Al concentrar el mantenimiento en los vehículos y no en la infraestructura, se simplifica la gestión operativa y se reducen las interrupciones. El resultado: más espacio disponible para producir, almacenar o preparar pedidos sin necesidad de ampliar la nave.

Datos para decidir mejor
Automatizar el movimiento de cargas no solo mejora la operativa, también aporta visibilidad sobre lo que ocurre realmente en la planta.
Cada trayecto, parada o incidencia queda registrado, generando información valiosa sobre los flujos logísticos internos. Esto permite detectar ineficiencias, identificar puntos de congestión y anticipar saturaciones antes de que afecten a la producción.
La integración con sistemas ERP o WMS convierte esos movimientos en datos útiles para decidir. La intralogística deja de gestionarse solo por experiencia para hacerlo con información objetiva y en tiempo real.
Crecer por fases
Una de las barreras más habituales en las pymes es pensar que automatizar exige una gran inversión inicial y complejas paradas de producción.
Sin embargo, las soluciones actuales, como la de Singular Logistics, permiten implantar la automatización de forma gradual, empezando por los tramos donde el impacto es más inmediato y ampliando el sistema a medida que evolucionan las necesidades de la operación.
En el caso de Flexitrack, incorporar un nuevo vehículo no requiere reprogramaciones complejas: gracias a la tecnología E-Map, cada unidad recibe automáticamente la configuración del circuito por WiFi y comienza a operar de forma autónoma desde el primer momento.

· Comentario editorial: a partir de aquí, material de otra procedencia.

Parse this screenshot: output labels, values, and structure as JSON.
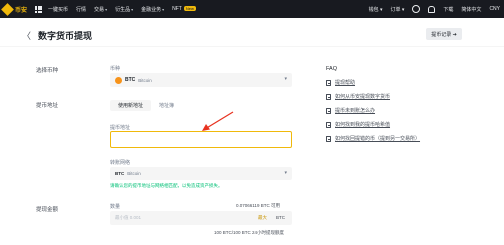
{
  "topbar": {
    "logo_text": "币安",
    "nav": [
      {
        "label": "一键买币",
        "caret": false,
        "badge": ""
      },
      {
        "label": "行情",
        "caret": false,
        "badge": ""
      },
      {
        "label": "交易",
        "caret": true,
        "badge": ""
      },
      {
        "label": "衍生品",
        "caret": true,
        "badge": ""
      },
      {
        "label": "金融业务",
        "caret": true,
        "badge": ""
      },
      {
        "label": "NFT",
        "caret": false,
        "badge": "New"
      }
    ],
    "right": {
      "wallet": "钱包",
      "orders": "订单",
      "download": "下载",
      "language": "简体中文",
      "currency": "CNY"
    }
  },
  "page": {
    "back": "〈",
    "title": "数字货币提现",
    "history_button": "提币记录 ➔"
  },
  "steps": {
    "coin": "选择币种",
    "address": "提币地址",
    "amount": "提现金额"
  },
  "coin_field": {
    "label": "币种",
    "code": "BTC",
    "name": "Bitcoin"
  },
  "address_tabs": [
    "使用新地址",
    "地址簿"
  ],
  "address_field": {
    "label": "提币地址",
    "value": ""
  },
  "network_field": {
    "label": "转账网络",
    "code": "BTC",
    "name": "Bitcoin"
  },
  "notice": "请确认您的提币地址与网络相匹配，以免造成资产损失。",
  "amount_field": {
    "label": "数量",
    "available": "0.07066119 BTC 可用",
    "placeholder": "最小值 0.001",
    "max": "最大",
    "unit": "BTC",
    "limit": "100 BTC/100 BTC 24小时提现额度"
  },
  "faq": {
    "title": "FAQ",
    "items": [
      "提现帮助",
      "如何从币安提现数字货币",
      "提币未到账怎么办",
      "如何找到我的提币哈希值",
      "如何找回提错的币（提到另一交易所）"
    ]
  },
  "colors": {
    "accent": "#f0b90b",
    "topbar": "#181a20",
    "success": "#02c076",
    "annotation": "#e8321f"
  }
}
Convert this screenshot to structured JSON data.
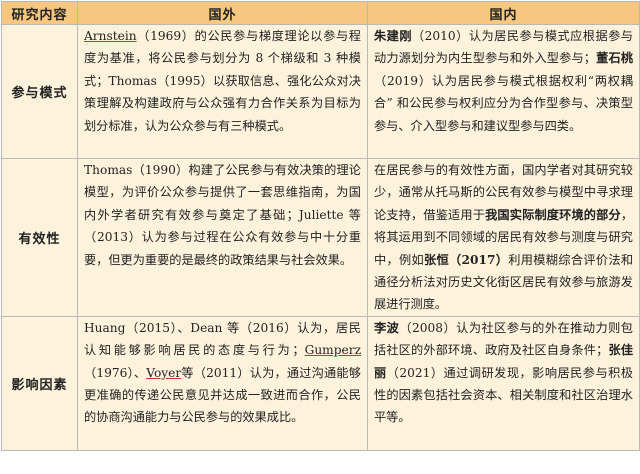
{
  "headers": {
    "col1": "研究内容",
    "col2": "国外",
    "col3": "国内"
  },
  "rows": [
    {
      "label": "参与模式",
      "foreign": {
        "t1": "Arnstein",
        "t2": "（1969）的公民参与梯度理论以参与程度为基准，将公民参与划分为 8 个梯级和 3 种模式；Thomas（1995）以获取信息、强化公众对决策理解及构建政府与公众强有力合作关系为目标为划分标准，认为公众参与有三种模式。"
      },
      "domestic": {
        "t1": "朱建刚",
        "t2": "（2010）认为居民参与模式应根据参与动力源划分为内生型参与和外入型参与；",
        "t3": "董石桃",
        "t4": "（2019）认为居民参与模式根据权利“两权耦合” 和公民参与权利应分为合作型参与、决策型参与、介入型参与和建议型参与四类。"
      }
    },
    {
      "label": "有效性",
      "foreign": {
        "t1": "Thomas（1990）构建了公民参与有效决策的理论模型，为评价公众参与提供了一套思维指南，为国内外学者研究有效参与奠定了基础；Juliette 等（2013）认为参与过程在公众有效参与中十分重要，但更为重要的是最终的政策结果与社会效果。"
      },
      "domestic": {
        "t1": "在居民参与的有效性方面，国内学者对其研究较少，通常从托马斯的公民有效参与模型中寻求理论支持，借鉴适用于",
        "t2": "我国实际制度环境的部分",
        "t3": "，将其运用到不同领域的居民有效参与测度与研究中，例如",
        "t4": "张恒（2017）",
        "t5": "利用模糊综合评价法和通径分析法对历史文化街区居民有效参与旅游发展进行测度。"
      }
    },
    {
      "label": "影响因素",
      "foreign": {
        "t1": "Huang（2015）、Dean 等（2016）认为，居民认知能够影响居民的态度与行为；",
        "t2": "Gumperz",
        "t3": "（1976）、",
        "t4": "Voyer",
        "t5": "等（2011）认为，通过沟通能够更准确的传递公民意见并达成一致进而合作，公民的协商沟通能力与公民参与的效果成比。"
      },
      "domestic": {
        "t1": "李波",
        "t2": "（2008）认为社区参与的外在推动力则包括社区的外部环境、政府及社区自身条件；",
        "t3": "张佳丽",
        "t4": "（2021）通过调研发现，影响居民参与积极性的因素包括社会资本、相关制度和社区治理水平等。"
      }
    }
  ]
}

Esta flexibilidad convierte la intralogística en altura en una opción realista para empresas que buscan mejorar su competitividad sin comprometer su actividad.
La automatización de una planta no termina donde acaban las líneas de producción. Entre un proceso y el siguiente existe un flujo constante de cargas que condiciona la eficiencia global. Producir más rápido sirve de poco si la carga sigue tardando en llegar donde se necesita.
En una industria cada vez más exigente, la competitividad depende tanto de fabricar mejor como de mover las cargas de forma más inteligente. Y, en muchos casos, la respuesta está en un espacio que ya existe y que aún tiene mucho potencial por aprovechar: la altura.